Making the inversion game harder to play
The Treasury Department has announced that it’s going to change tax rules to curb corporate inversions – deals that let U.S. companies move their headquarters overseas, and avoid U.S. taxes.
The new rules would keep companies from playing one of their favorite inversion games: hopscotch.
Here’s how you play: say you’re a U.S. company with a foreign subsidiary. The subsidiary earned loads of money. But you don’t want to bring it back to the U.S., where you’d have to pay taxes on it. So the subsidiary loans the money to a foreign parent you create through an inversion.
“They hopscotch over their U.S. parent,” says Lee Sheppard, contributing editor to the journal Tax Notes. “That’s why it’s called hopscotch.”

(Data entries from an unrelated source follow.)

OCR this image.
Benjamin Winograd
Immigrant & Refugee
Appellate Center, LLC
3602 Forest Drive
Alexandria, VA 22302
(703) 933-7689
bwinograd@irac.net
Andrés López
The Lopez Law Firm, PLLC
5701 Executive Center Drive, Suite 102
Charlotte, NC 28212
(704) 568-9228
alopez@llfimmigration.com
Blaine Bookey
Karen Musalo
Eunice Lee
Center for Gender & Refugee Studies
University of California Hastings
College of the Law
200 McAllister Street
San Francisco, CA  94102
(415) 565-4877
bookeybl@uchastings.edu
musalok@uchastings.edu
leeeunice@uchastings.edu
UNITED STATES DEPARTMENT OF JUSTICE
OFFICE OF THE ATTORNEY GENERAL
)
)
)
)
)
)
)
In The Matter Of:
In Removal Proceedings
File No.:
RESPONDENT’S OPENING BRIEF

Sheppard says the new Treasury rules would make hopscotching illegal. And you can’t play skinny down anymore, either. That’s a way to shrink a U.S. company’s share in a foreign firm created through an inversion.

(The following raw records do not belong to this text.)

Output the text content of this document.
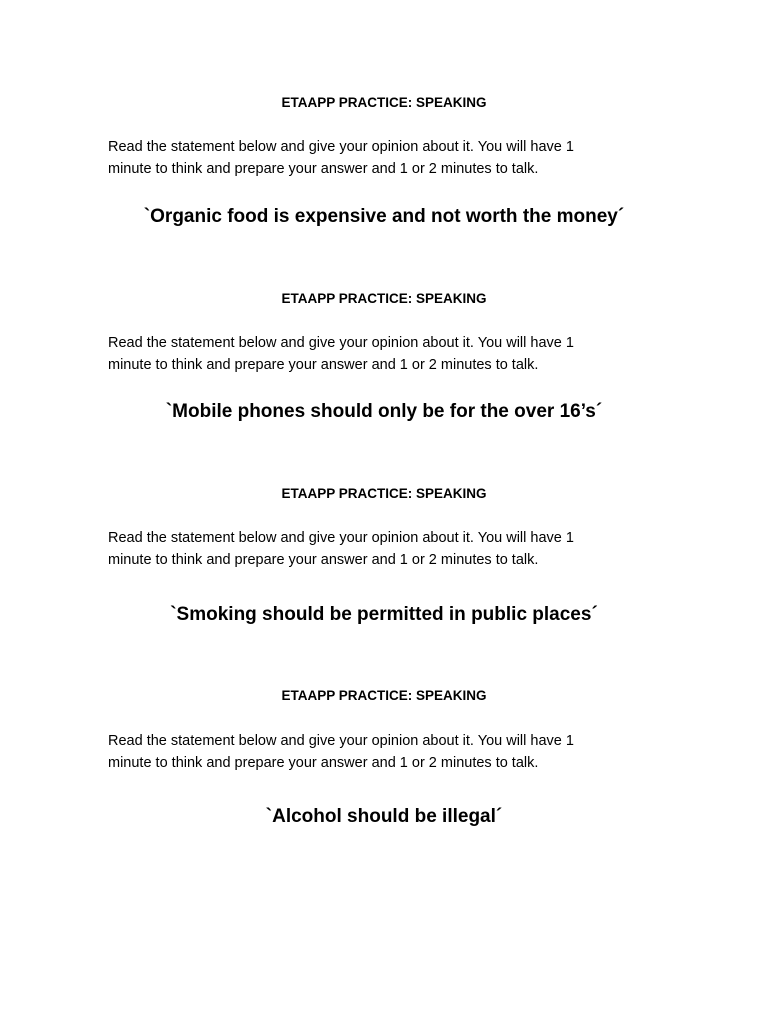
ETAAPP PRACTICE: SPEAKING
Read the statement below and give your opinion about it. You will have 1
minute to think and prepare your answer and 1 or 2 minutes to talk.
`Organic food is expensive and not worth the money´
ETAAPP PRACTICE: SPEAKING
Read the statement below and give your opinion about it. You will have 1
minute to think and prepare your answer and 1 or 2 minutes to talk.
`Mobile phones should only be for the over 16’s´
ETAAPP PRACTICE: SPEAKING
Read the statement below and give your opinion about it. You will have 1
minute to think and prepare your answer and 1 or 2 minutes to talk.
`Smoking should be permitted in public places´
ETAAPP PRACTICE: SPEAKING
Read the statement below and give your opinion about it. You will have 1
minute to think and prepare your answer and 1 or 2 minutes to talk.
`Alcohol should be illegal´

“I think these rules will be effective at stopping some of the abuses of the past,” says Steven Rosenthal, a senior fellow at the Urban/Brookings Tax Policy Center. “The question, though, is, how effective they will be at stopping potentially new abuses.”
Especially since Treasury hasn’t banned all of the inversion games. Take earnings stripping. That’s where a U.S. company takes out a big loan from the foreign parent it creates in an inversion, and gets to write off the debt payments.
Still, Treasury is making inversions more complicated.
“A lot of transactions that might have been relatively easy are now going to have to be analyzed much more carefully,” says Ryan Dudley, a partner at the accounting firm, Friedman LLP.
In fact, some of the big inversions announced lately may not go through now, because Treasury says the new rules are effective immediately. So if you’ve announced a big inversion deal, but haven’t completed it, you may have to find a new game to play.